Many countries and green groups continue to push for more equitable representation, including by limiting the plastic industry’s presence at future discussions. Environmental advocates criticized the U.N. Environment Programme’s decision to fund a $400,000 multistakeholder forum — a kind of talk shop for civil society and trade groups that was held just days before formal negotiations began — and said the U.N. should instead provide funding to bring more representatives from organizations based in the Global South, Indigenous groups, and frontline communities to the actual negotiations.

“We need a lot more grassroots communities who are directly affected by the problem to have their voices heard in this space,” said Christina Dixon, ocean campaign leader for the nonprofit Environmental Investigation Agency. Echoing many others — including delegates from Cameroon, South Africa, and Sri Lanka — she also called on the U.N. to provide enough funding to ensure at least two delegates from each country can attend the next INC sessions.
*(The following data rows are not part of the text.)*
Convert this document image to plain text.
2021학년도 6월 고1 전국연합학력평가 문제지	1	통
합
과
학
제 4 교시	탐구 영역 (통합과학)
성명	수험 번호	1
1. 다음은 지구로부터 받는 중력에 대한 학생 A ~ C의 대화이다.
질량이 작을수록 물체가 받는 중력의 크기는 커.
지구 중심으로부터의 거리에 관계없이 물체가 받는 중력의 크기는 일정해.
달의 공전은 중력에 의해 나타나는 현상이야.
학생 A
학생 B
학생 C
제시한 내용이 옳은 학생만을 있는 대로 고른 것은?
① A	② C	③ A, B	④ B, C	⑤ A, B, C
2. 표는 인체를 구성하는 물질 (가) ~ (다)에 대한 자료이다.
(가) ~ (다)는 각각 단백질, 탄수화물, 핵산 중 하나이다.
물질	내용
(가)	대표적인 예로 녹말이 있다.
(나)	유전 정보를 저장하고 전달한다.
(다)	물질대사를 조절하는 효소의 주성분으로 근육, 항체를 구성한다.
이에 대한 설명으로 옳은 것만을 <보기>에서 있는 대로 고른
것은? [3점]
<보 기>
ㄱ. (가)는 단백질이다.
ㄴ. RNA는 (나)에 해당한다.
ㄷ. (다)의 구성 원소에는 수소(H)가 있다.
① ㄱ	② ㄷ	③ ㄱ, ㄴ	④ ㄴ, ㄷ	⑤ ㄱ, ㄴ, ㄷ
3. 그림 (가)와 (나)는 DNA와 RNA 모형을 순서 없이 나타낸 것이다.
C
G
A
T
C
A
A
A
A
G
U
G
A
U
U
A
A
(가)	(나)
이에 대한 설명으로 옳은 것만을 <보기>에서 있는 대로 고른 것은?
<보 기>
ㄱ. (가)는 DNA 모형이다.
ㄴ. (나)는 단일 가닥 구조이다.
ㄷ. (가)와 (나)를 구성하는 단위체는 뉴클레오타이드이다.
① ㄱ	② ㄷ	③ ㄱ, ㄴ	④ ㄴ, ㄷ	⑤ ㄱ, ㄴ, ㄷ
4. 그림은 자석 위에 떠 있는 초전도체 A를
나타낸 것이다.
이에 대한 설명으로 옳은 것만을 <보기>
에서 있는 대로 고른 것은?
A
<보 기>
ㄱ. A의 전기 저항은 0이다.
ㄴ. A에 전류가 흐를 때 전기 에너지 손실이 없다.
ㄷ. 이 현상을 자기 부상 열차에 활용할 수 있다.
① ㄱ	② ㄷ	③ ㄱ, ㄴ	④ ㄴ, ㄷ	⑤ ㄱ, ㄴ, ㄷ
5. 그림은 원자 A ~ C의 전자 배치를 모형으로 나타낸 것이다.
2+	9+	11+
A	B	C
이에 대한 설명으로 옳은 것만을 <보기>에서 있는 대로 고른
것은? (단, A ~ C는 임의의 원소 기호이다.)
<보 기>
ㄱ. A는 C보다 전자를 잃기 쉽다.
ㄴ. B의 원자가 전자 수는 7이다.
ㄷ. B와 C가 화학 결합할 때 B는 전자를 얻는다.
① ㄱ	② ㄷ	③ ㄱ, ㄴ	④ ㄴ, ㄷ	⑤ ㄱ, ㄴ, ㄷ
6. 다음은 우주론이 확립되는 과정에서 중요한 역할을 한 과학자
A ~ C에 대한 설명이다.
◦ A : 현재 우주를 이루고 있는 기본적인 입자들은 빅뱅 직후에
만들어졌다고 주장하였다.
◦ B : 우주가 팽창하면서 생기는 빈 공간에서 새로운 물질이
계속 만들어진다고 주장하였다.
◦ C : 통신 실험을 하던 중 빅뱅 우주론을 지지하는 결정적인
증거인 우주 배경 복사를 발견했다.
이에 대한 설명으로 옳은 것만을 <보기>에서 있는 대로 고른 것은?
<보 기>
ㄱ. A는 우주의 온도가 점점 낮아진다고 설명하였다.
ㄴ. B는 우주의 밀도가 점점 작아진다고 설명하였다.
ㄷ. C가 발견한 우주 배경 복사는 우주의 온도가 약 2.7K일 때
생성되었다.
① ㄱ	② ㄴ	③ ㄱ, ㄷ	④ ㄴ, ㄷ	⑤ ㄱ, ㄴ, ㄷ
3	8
Doing so would allow low-income countries to participate in multiple discussions at once, getting them closer to equal footing with their wealthier counterparts.

Moving forward, many countries recommended the creation of two groups to continue the negotiations both during and in between sessions, with one group focusing on the substance of the treaty and the other on procedural and logistical issues. But not even this logistical detail was resolved by the end of the week. Negotiators hope to find a solution by the start of the INC’s second session, expected to be held in Paris at the end of May.